Invisible Ink Will Live On Here
Never one to leave a good idea alone, now that the column and its paper have gone I’ll be posting an Invisible Ink column each week here. There will be a collection of the columns, much expanded (I’ve written it, we just have to sell it) but in the meantime you can get your fix here…so let’s go right back to the beginning. I’ll rewrite these little biographies as I go to reflect the rediscovered status of the writers, many of whom have returned to print in the decade that I’ve been writing the column.
Readers have sometimes asked me why I don’t make the biographies longer. My reply remains; they’re designed the whet the appetite, not provide comprehensive overviews, which of course can be found in many places online. My main purpose was to suggest authors that readers may not be aware of.
- Robert Aickman
Richard Marsh, the Victorian author of ‘The Beetle’, the book that outsold ‘Dracula’, had a grandson who became regarded by many as the finest and subtlest exponent of the modern ghost story. Although Robert Fordyce Aickman (born 1914) trained to follow in the footsteps of his architect father, he became a conservationist, and is best remembered for co-founding the Inland Waterways Association, set up to restore and preserve the English canal system.
A theatre critic and opera-lover, Aickman turned his hand to writing ‘strange stories’ quite late, and produced 48 of them published in eight volumes that were eventually recognised as masterpieces of the form. He had the ability to invest the daylight world with all the terrors of the night, and specialised in subverting notions of safety and sunshine into something sinister and unforgiving. His work is best summed up by a wonderful German word, unheimlich, meaning ‘uncanny’, which has the deeper connotation of suggesting the unease caused by being away from home, literally un-home-like.

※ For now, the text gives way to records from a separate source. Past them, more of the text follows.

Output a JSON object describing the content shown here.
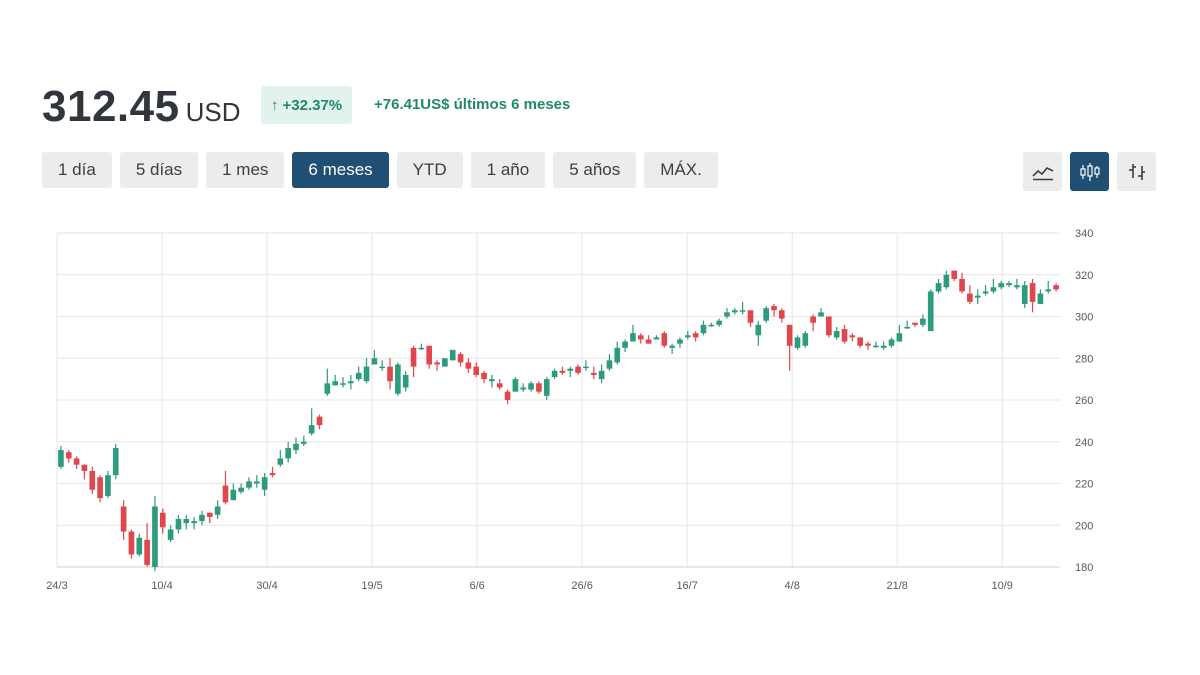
{
  "header": {
    "price": "312.45",
    "currency": "USD",
    "change_pct": "+32.37%",
    "change_arrow": "↑",
    "change_abs": "+76.41US$ últimos 6 meses"
  },
  "ranges": [
    {
      "label": "1 día",
      "active": false
    },
    {
      "label": "5 días",
      "active": false
    },
    {
      "label": "1 mes",
      "active": false
    },
    {
      "label": "6 meses",
      "active": true
    },
    {
      "label": "YTD",
      "active": false
    },
    {
      "label": "1 año",
      "active": false
    },
    {
      "label": "5 años",
      "active": false
    },
    {
      "label": "MÁX.",
      "active": false
    }
  ],
  "view_buttons": [
    {
      "icon": "line-chart-icon",
      "active": false
    },
    {
      "icon": "candlestick-chart-icon",
      "active": true
    },
    {
      "icon": "ohlc-chart-icon",
      "active": false
    }
  ],
  "colors": {
    "up": "#2e9a7e",
    "down": "#e0474c",
    "accent": "#1f4f73",
    "badge_bg": "#e2f3ee",
    "badge_text": "#1f8a6a"
  },
  "chart_data": {
    "type": "candlestick",
    "x_ticks": [
      "24/3",
      "10/4",
      "30/4",
      "19/5",
      "6/6",
      "26/6",
      "16/7",
      "4/8",
      "21/8",
      "10/9"
    ],
    "y_ticks": [
      180,
      200,
      220,
      240,
      260,
      280,
      300,
      320,
      340
    ],
    "ylim": [
      180,
      340
    ],
    "grid": true,
    "candles": [
      [
        228,
        236,
        238,
        227
      ],
      [
        235,
        232,
        236,
        230
      ],
      [
        232,
        229,
        233,
        227
      ],
      [
        229,
        226,
        229,
        222
      ],
      [
        226,
        217,
        228,
        215
      ],
      [
        223,
        213,
        224,
        211
      ],
      [
        214,
        224,
        226,
        213
      ],
      [
        224,
        237,
        239,
        222
      ],
      [
        209,
        197,
        212,
        193
      ],
      [
        197,
        186,
        198,
        184
      ],
      [
        186,
        194,
        196,
        185
      ],
      [
        193,
        181,
        201,
        180
      ],
      [
        180,
        209,
        214,
        178
      ],
      [
        206,
        199,
        208,
        196
      ],
      [
        193,
        198,
        200,
        192
      ],
      [
        198,
        203,
        205,
        196
      ],
      [
        201,
        203,
        205,
        198
      ],
      [
        201,
        202,
        204,
        198
      ],
      [
        202,
        205,
        207,
        200
      ],
      [
        206,
        204,
        206,
        201
      ],
      [
        205,
        209,
        212,
        203
      ],
      [
        219,
        211,
        226,
        210
      ],
      [
        212,
        217,
        220,
        212
      ],
      [
        216,
        218,
        220,
        215
      ],
      [
        218,
        221,
        223,
        217
      ],
      [
        220,
        221,
        224,
        218
      ],
      [
        217,
        223,
        225,
        214
      ],
      [
        225,
        224,
        228,
        223
      ],
      [
        229,
        232,
        236,
        228
      ],
      [
        232,
        237,
        240,
        230
      ],
      [
        236,
        239,
        242,
        234
      ],
      [
        239,
        240,
        243,
        238
      ],
      [
        244,
        248,
        256,
        243
      ],
      [
        252,
        248,
        253,
        246
      ],
      [
        263,
        268,
        275,
        262
      ],
      [
        267,
        269,
        272,
        267
      ],
      [
        268,
        268,
        271,
        266
      ],
      [
        268,
        269,
        272,
        265
      ],
      [
        270,
        273,
        276,
        269
      ],
      [
        269,
        276,
        280,
        268
      ],
      [
        277,
        280,
        284,
        277
      ],
      [
        276,
        276,
        279,
        274
      ],
      [
        276,
        269,
        280,
        265
      ],
      [
        263,
        277,
        278,
        262
      ],
      [
        266,
        272,
        274,
        264
      ],
      [
        285,
        276,
        286,
        271
      ],
      [
        285,
        285,
        287,
        284
      ],
      [
        286,
        277,
        286,
        275
      ],
      [
        278,
        277,
        279,
        274
      ],
      [
        276,
        280,
        280,
        276
      ],
      [
        279,
        284,
        284,
        279
      ],
      [
        282,
        278,
        283,
        276
      ],
      [
        278,
        275,
        280,
        273
      ],
      [
        276,
        272,
        278,
        271
      ],
      [
        273,
        270,
        274,
        268
      ],
      [
        269,
        270,
        272,
        266
      ],
      [
        268,
        266,
        270,
        265
      ],
      [
        264,
        260,
        265,
        258
      ],
      [
        264,
        270,
        271,
        264
      ],
      [
        265,
        266,
        268,
        264
      ],
      [
        265,
        268,
        269,
        264
      ],
      [
        268,
        264,
        269,
        263
      ],
      [
        262,
        270,
        271,
        260
      ],
      [
        271,
        274,
        275,
        270
      ],
      [
        274,
        273,
        276,
        272
      ],
      [
        274,
        275,
        276,
        271
      ],
      [
        276,
        273,
        277,
        272
      ],
      [
        276,
        276,
        279,
        274
      ],
      [
        273,
        272,
        276,
        270
      ],
      [
        270,
        274,
        277,
        268
      ],
      [
        275,
        279,
        282,
        274
      ],
      [
        278,
        285,
        288,
        277
      ],
      [
        285,
        288,
        289,
        283
      ],
      [
        288,
        292,
        296,
        288
      ],
      [
        291,
        289,
        292,
        287
      ],
      [
        289,
        287,
        291,
        287
      ],
      [
        289,
        290,
        291,
        289
      ],
      [
        292,
        286,
        293,
        285
      ],
      [
        285,
        286,
        287,
        282
      ],
      [
        287,
        289,
        290,
        285
      ],
      [
        290,
        291,
        293,
        289
      ],
      [
        292,
        290,
        293,
        288
      ],
      [
        292,
        296,
        298,
        291
      ],
      [
        296,
        296,
        297,
        295
      ],
      [
        296,
        298,
        299,
        295
      ],
      [
        300,
        302,
        304,
        299
      ],
      [
        302,
        303,
        304,
        301
      ],
      [
        303,
        303,
        307,
        301
      ],
      [
        303,
        297,
        303,
        295
      ],
      [
        291,
        296,
        298,
        286
      ],
      [
        298,
        304,
        305,
        297
      ],
      [
        305,
        303,
        306,
        300
      ],
      [
        303,
        299,
        304,
        297
      ],
      [
        296,
        286,
        296,
        274
      ],
      [
        285,
        290,
        291,
        284
      ],
      [
        286,
        292,
        293,
        285
      ],
      [
        300,
        297,
        301,
        293
      ],
      [
        300,
        302,
        304,
        300
      ],
      [
        300,
        291,
        300,
        290
      ],
      [
        290,
        293,
        295,
        289
      ],
      [
        294,
        288,
        296,
        287
      ],
      [
        291,
        290,
        292,
        288
      ],
      [
        290,
        286,
        290,
        285
      ],
      [
        287,
        286,
        288,
        284
      ],
      [
        286,
        286,
        288,
        285
      ],
      [
        285,
        286,
        288,
        284
      ],
      [
        286,
        289,
        290,
        285
      ],
      [
        288,
        292,
        296,
        288
      ],
      [
        295,
        295,
        298,
        294
      ],
      [
        297,
        296,
        297,
        295
      ],
      [
        296,
        299,
        301,
        295
      ],
      [
        293,
        312,
        313,
        293
      ],
      [
        312,
        316,
        318,
        311
      ],
      [
        314,
        320,
        322,
        313
      ],
      [
        322,
        318,
        320,
        317
      ],
      [
        318,
        312,
        321,
        311
      ],
      [
        311,
        307,
        315,
        306
      ],
      [
        309,
        310,
        313,
        306
      ],
      [
        311,
        312,
        315,
        310
      ],
      [
        312,
        314,
        318,
        311
      ],
      [
        314,
        316,
        317,
        313
      ],
      [
        315,
        316,
        317,
        314
      ],
      [
        314,
        315,
        318,
        313
      ],
      [
        306,
        315,
        317,
        304
      ],
      [
        316,
        307,
        318,
        302
      ],
      [
        306,
        311,
        313,
        306
      ],
      [
        312,
        313,
        317,
        311
      ],
      [
        315,
        313,
        316,
        312
      ]
    ]
  }
}
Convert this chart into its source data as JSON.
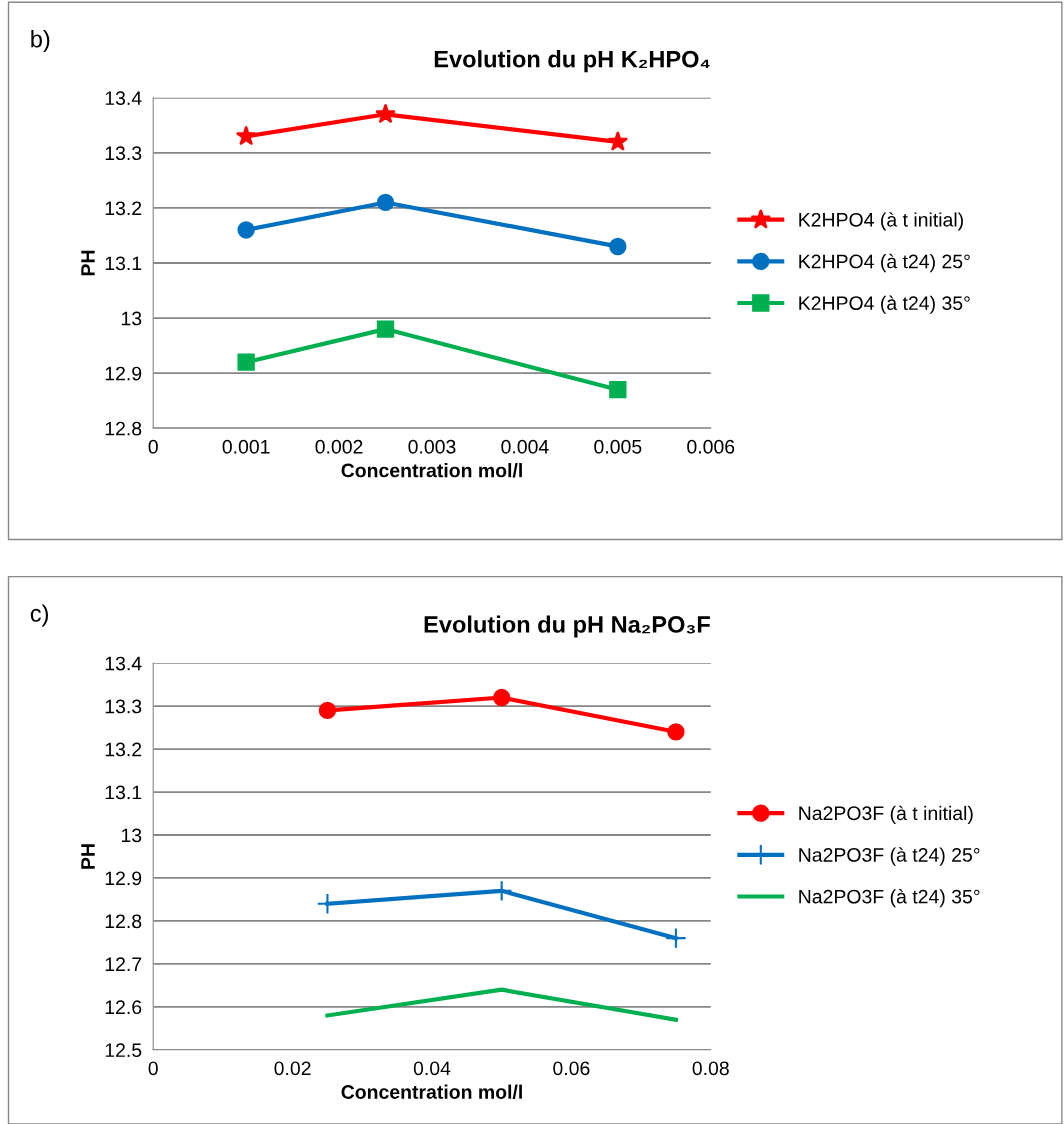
{
  "chart_data": [
    {
      "type": "line",
      "title": "Evolution du pH K₂HPO₄",
      "xlabel": "Concentration mol/l",
      "ylabel": "PH",
      "annotations": [
        "b)"
      ],
      "x": [
        0.001,
        0.0025,
        0.005
      ],
      "series": [
        {
          "name": "K2HPO4 (à t initial)",
          "color": "#ff0000",
          "values": [
            13.33,
            13.37,
            13.32
          ],
          "marker": "star"
        },
        {
          "name": "K2HPO4 (à t24) 25°",
          "color": "#0070c0",
          "values": [
            13.16,
            13.21,
            13.13
          ],
          "marker": "circle"
        },
        {
          "name": "K2HPO4 (à t24) 35°",
          "color": "#00b050",
          "values": [
            12.92,
            12.98,
            12.87
          ],
          "marker": "square"
        }
      ],
      "xlim": [
        0,
        0.006
      ],
      "xticks": [
        0,
        0.001,
        0.002,
        0.003,
        0.004,
        0.005,
        0.006
      ],
      "ylim": [
        12.8,
        13.4
      ],
      "yticks": [
        12.8,
        12.9,
        13,
        13.1,
        13.2,
        13.3,
        13.4
      ],
      "grid": "y",
      "legend": "right"
    },
    {
      "type": "line",
      "title": "Evolution du pH Na₂PO₃F",
      "xlabel": "Concentration mol/l",
      "ylabel": "PH",
      "annotations": [
        "c)"
      ],
      "x": [
        0.025,
        0.05,
        0.075
      ],
      "series": [
        {
          "name": "Na2PO3F (à t initial)",
          "color": "#ff0000",
          "values": [
            13.29,
            13.32,
            13.24
          ],
          "marker": "circle"
        },
        {
          "name": "Na2PO3F (à t24) 25°",
          "color": "#0070c0",
          "values": [
            12.84,
            12.87,
            12.76
          ],
          "marker": "cross"
        },
        {
          "name": "Na2PO3F (à t24) 35°",
          "color": "#00b050",
          "values": [
            12.58,
            12.64,
            12.57
          ],
          "marker": "none"
        }
      ],
      "xlim": [
        0,
        0.08
      ],
      "xticks": [
        0,
        0.02,
        0.04,
        0.06,
        0.08
      ],
      "ylim": [
        12.5,
        13.4
      ],
      "yticks": [
        12.5,
        12.6,
        12.7,
        12.8,
        12.9,
        13,
        13.1,
        13.2,
        13.3,
        13.4
      ],
      "grid": "y",
      "legend": "right"
    }
  ]
}
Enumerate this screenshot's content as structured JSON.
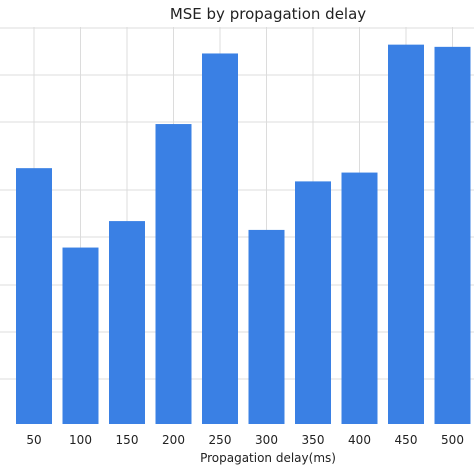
{
  "chart_data": {
    "type": "bar",
    "title": "MSE by propagation delay",
    "xlabel": "Propagation delay(ms)",
    "ylabel": "",
    "categories": [
      "50",
      "100",
      "150",
      "200",
      "250",
      "300",
      "350",
      "400",
      "450",
      "500"
    ],
    "values": [
      0.58,
      0.4,
      0.46,
      0.68,
      0.84,
      0.44,
      0.55,
      0.57,
      0.86,
      0.855
    ],
    "ylim": [
      0,
      0.9
    ],
    "grid": true,
    "bar_color": "#3a80e4",
    "grid_color": "#dcdcdc"
  }
}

In ‘Ringing the Changes’, Gerald and his new wife head off to the coast on their honeymoon, and this sense of unease is present from the outset. The groom is 24 years older than his bride, the inn they have chosen is inhospitable, a night walk through the coastal town provides no glimpse of the sea and all the time, church bells peal endlessly. When Gerald asks the hard-drinking landlady why all the town’s churches are bell-ringing simultaneously, she tersely replies ‘Practice.’ Gerald and his wife have stumbled into an annual ritual to wake the dead, on a night when even the sea retreats, but the story’s power – like so much of Aickman’s work – derives from a deeper sense of humanity. Gerald and his wife are separated first by age and temperament, then by something more physical, and this acts as an intimation of Gerald’s own mortality. Thus is a simple ghost story transformed into a classic. Accessible, suspenseful and disturbing, it unites atmosphere and plot together with an occasionally surprising vocabulary (‘vaticinations’, ‘sequacity’). Aickman was nostalgic for a lost world of fens and villages, and it’s no surprise that his first collection was produced with Elizabeth Jane Howard, whose marvellously creepy canal tale ‘Three Miles Up’ has a kinship with Aickman’s best work.
Happily, his writing is finally reaching a new audience and is back in print, with paperbacks from Faber & Faber, and some very collectable, elegant hardbacks from Tartarus Press.